The Agent Stack #025 — Monday Build
Distributed tracing just got its AI moment. Jaeger v2 dropped with OpenTelemetry at its core, specifically targeting the chaos of multi-agent workflows.
The timing isn’t coincidental. Traditional observability breaks down when you have agents calling other agents calling APIs calling more agents. You end up with a mess of logs that tell you nothing about why your agent decided to delete the production database (yes, that actually happened this week).
Building observable agent workflows
Here’s what changes with Jaeger v2. Instead of piecing together disparate logs, you get unified traces across your entire agent stack.
The key is the OpenTelemetry integration. Every agent action becomes a span. Every tool call, every reasoning step, every API request gets captured in a single trace tree.
from opentelemetry import trace
from opentelemetry.exporter.jaeger.thrift import JaegerExporter
from opentelemetry.sdk.trace import TracerProvider
from opentelemetry.sdk.trace.export import BatchSpanProcessor
# Set up Jaeger v2 tracing
trace.set_tracer_provider(TracerProvider())
tracer = trace.get_tracer(__name__)
jaeger_exporter = JaegerExporter(
agent_host_name="localhost",
agent_port=6831,
)
span_processor = BatchSpanProcessor(jaeger_exporter)
trace.get_tracer_provider().add_span_processor(span_processor)
# Instrument your agent
class TraceableAgent:
def __init__(self):
self.tracer = trace.get_tracer(__name__)
def execute_task(self, task):
with self.tracer.start_as_current_span("agent.execute_task") as span:
span.set_attribute("task.type", task.type)
span.set_attribute("agent.id", self.agent_id)
# Trace the reasoning step
with self.tracer.start_as_current_span("agent.reasoning") as reasoning_span:
plan = self.reason_about_task(task)
reasoning_span.set_attribute("plan.steps", len(plan.steps))
# Trace tool usage
for step in plan.steps:
with self.tracer.start_as_current_span(f"tool.{step.tool_name}") as tool_span:
tool_span.set_attribute("tool.input", str(step.input))
result = self.execute_tool(step)
tool_span.set_attribute("tool.success", result.success)
The real power comes from span relationships. When Agent A delegates to Agent B, you see the complete call chain. When Agent B uses a tool that triggers Agent C, it’s all connected.
Setting up the new architecture
Jaeger v2 uses a different storage model. Instead of Cassandra or Elasticsearch, it’s built around OpenTelemetry’s OTLP protocol from day one.
Your docker-compose.yml becomes cleaner:
version: '3.8'
services:
jaeger:
image: jaegertracing/jaeger:2.0
environment:
- COLLECTOR_OTLP_ENABLED=true
ports:
- "16686:16686" # UI
- "4317:4317" # OTLP gRPC
- "4318:4318" # OTLP HTTP
otel-collector:
image: otel/opentelemetry-collector-contrib:latest
command: ["--config=/etc/otel-collector-config.yaml"]
volumes:
- ./otel-collector-config.yaml:/etc/otel-collector-config.yaml
depends_on:
- jaeger
The collector config handles the heavy lifting:
receivers:
otlp:
protocols:
grpc:
endpoint: 0.0.0.0:4317
http:
endpoint: 0.0.0.0:4318
processors:
batch:
exporters:
jaeger:
endpoint: jaeger:14250
tls:
insecure: true
service:
pipelines:
traces:
receivers: [otlp]
processors: [batch]
exporters: [jaeger]
Now every agent in your system sends traces to the collector, which forwards them to Jaeger. You get a single view of multi-agent conversations that actually makes sense.

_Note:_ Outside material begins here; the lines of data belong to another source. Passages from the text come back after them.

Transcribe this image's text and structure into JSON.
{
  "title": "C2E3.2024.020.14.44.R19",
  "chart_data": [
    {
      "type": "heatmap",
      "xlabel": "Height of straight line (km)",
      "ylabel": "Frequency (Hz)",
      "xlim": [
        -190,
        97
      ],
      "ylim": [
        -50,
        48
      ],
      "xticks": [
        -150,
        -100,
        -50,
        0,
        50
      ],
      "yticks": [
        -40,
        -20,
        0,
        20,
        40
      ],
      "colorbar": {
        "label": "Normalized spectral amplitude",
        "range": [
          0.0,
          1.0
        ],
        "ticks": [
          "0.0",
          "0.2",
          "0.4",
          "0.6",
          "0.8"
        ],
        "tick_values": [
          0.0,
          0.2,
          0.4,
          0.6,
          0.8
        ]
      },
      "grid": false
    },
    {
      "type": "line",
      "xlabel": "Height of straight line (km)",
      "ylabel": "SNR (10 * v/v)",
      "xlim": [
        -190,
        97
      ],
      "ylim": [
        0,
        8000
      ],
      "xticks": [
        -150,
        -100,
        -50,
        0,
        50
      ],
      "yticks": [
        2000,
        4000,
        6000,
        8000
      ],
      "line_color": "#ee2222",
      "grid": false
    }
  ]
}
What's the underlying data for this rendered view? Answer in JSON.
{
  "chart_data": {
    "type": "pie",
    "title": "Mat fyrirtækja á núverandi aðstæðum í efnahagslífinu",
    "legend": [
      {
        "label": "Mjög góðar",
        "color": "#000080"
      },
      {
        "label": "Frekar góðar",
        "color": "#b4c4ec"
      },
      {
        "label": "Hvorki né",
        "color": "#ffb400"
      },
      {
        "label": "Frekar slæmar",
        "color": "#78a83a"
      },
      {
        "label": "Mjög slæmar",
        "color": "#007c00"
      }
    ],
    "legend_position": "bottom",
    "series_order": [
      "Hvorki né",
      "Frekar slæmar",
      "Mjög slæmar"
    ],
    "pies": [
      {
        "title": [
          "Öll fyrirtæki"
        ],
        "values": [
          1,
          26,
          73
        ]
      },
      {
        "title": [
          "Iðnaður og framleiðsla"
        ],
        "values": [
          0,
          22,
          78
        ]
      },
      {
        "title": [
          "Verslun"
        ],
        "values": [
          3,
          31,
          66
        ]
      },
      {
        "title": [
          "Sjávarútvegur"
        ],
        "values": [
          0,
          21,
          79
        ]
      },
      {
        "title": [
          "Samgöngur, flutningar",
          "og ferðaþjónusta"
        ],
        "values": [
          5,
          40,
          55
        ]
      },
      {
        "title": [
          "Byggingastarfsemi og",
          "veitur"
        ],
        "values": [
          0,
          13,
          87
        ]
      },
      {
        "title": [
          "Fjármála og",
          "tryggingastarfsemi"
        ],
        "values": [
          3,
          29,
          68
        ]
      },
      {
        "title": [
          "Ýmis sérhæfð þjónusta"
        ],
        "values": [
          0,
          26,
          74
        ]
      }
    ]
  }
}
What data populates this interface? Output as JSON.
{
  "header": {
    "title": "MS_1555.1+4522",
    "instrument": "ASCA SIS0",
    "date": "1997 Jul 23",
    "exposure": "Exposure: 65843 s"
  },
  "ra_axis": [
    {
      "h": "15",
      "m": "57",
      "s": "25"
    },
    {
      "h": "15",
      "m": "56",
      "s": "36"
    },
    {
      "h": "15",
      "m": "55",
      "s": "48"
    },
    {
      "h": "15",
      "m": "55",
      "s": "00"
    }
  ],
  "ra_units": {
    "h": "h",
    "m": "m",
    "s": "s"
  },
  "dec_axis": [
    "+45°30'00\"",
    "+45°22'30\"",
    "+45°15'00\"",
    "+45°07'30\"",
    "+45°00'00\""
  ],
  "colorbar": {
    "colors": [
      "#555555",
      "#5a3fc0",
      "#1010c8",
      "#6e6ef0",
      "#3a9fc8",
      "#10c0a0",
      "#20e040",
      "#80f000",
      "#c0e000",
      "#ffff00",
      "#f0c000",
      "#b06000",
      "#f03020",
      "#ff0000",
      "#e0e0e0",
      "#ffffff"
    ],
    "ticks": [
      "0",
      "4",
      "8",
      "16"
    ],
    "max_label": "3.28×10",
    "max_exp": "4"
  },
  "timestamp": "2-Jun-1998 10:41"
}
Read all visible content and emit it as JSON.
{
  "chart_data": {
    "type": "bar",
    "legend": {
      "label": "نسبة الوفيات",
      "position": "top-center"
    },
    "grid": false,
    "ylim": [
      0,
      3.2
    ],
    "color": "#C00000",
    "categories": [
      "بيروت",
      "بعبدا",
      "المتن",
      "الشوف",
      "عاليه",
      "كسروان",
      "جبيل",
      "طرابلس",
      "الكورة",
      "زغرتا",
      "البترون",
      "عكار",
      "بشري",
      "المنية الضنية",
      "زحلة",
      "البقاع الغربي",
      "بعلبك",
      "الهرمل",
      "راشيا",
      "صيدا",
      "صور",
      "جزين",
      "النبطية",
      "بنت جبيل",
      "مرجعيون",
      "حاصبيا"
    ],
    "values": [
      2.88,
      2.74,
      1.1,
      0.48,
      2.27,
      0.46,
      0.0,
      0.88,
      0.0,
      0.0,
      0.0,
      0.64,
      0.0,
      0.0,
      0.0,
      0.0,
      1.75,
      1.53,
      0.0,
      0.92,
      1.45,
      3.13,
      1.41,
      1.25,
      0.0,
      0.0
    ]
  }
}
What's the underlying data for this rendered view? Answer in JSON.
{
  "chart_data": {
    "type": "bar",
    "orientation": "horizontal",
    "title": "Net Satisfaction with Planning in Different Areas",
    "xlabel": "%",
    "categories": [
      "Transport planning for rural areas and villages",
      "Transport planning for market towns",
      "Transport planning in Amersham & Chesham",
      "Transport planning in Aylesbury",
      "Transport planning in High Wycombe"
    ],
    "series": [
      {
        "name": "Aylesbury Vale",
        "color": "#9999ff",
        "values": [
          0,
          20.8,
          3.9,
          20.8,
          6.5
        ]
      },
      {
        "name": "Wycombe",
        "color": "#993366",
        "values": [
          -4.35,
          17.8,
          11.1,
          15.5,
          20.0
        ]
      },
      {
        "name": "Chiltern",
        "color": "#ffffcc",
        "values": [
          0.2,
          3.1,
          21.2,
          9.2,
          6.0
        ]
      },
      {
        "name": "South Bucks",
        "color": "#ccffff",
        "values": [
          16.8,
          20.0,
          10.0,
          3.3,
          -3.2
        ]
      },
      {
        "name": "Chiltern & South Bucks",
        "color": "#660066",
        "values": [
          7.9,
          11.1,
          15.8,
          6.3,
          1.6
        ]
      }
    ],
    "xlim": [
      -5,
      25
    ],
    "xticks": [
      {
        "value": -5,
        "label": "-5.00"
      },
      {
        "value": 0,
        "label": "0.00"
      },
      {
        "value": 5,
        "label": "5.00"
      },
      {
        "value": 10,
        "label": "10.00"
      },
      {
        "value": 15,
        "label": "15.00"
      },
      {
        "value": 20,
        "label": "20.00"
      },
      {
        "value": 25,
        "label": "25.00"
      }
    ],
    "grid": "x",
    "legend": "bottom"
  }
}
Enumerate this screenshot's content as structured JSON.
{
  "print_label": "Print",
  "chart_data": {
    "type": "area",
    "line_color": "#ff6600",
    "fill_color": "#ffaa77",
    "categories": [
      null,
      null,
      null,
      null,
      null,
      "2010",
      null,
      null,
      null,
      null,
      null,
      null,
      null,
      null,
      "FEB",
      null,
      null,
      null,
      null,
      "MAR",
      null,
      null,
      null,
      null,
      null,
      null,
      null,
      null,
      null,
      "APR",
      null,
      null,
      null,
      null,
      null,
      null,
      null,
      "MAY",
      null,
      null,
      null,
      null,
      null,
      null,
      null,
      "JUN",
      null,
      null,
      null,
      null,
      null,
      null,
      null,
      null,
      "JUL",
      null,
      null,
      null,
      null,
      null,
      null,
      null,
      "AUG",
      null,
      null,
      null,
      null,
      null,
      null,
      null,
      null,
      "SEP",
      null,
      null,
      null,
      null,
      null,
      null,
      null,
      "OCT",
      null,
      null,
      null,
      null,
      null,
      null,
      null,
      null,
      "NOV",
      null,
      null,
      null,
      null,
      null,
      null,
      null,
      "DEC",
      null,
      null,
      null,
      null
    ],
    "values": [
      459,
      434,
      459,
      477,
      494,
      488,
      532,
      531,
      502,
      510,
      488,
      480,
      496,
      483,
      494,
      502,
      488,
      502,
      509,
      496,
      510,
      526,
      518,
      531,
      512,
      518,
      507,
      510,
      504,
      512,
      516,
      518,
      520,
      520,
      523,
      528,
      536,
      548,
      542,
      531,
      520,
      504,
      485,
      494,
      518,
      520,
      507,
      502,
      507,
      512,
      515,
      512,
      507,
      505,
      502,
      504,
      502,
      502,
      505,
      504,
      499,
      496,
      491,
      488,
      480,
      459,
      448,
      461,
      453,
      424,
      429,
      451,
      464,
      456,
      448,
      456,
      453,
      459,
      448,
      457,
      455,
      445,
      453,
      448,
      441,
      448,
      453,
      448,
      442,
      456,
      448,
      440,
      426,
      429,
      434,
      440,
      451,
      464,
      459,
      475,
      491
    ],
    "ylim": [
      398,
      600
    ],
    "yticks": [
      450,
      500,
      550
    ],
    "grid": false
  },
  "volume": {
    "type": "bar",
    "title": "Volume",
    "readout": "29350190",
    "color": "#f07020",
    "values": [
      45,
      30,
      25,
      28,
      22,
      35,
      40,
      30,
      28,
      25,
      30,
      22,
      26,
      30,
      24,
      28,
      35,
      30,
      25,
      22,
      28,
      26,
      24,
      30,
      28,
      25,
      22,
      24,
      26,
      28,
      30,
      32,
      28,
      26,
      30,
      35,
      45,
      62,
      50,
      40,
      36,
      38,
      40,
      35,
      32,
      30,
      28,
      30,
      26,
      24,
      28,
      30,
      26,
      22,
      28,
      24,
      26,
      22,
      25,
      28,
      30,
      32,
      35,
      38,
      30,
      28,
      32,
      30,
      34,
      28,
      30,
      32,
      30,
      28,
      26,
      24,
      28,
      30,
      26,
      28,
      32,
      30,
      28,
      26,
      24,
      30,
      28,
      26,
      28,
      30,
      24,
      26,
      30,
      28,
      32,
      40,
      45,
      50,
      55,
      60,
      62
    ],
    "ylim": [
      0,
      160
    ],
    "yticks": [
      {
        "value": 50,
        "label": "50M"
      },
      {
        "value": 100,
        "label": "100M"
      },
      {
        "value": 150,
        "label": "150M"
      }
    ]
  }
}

The upgrade from v1 is straightforward if you’re already using OpenTelemetry. If not, this is your excuse to finally instrument properly.
Quick Hits
-
Memory management tools: Both Memweave CLI and MiniVecDb launched this week for searching agent memory. Memweave focuses on CLI access, MiniVecDb adds garbage collection.
-
Token optimisation: The 8v CLI claims 66% token reduction for agent interactions. Worth testing if you’re hitting rate limits on multi-agent workflows.
-
Agent marketplace: Anthropic’s experiment with agent-to-agent commerce shows where we’re heading. Agents buying and selling real goods autonomously.
One Thing to Try
Set up Jaeger v2 with a simple two-agent system this week. Create one agent that delegates to another, instrument both with OpenTelemetry, and watch the traces flow through. You’ll immediately see bottlenecks you didn’t know existed.
The best debugging tool for AI agents just got a major upgrade. Time to use it.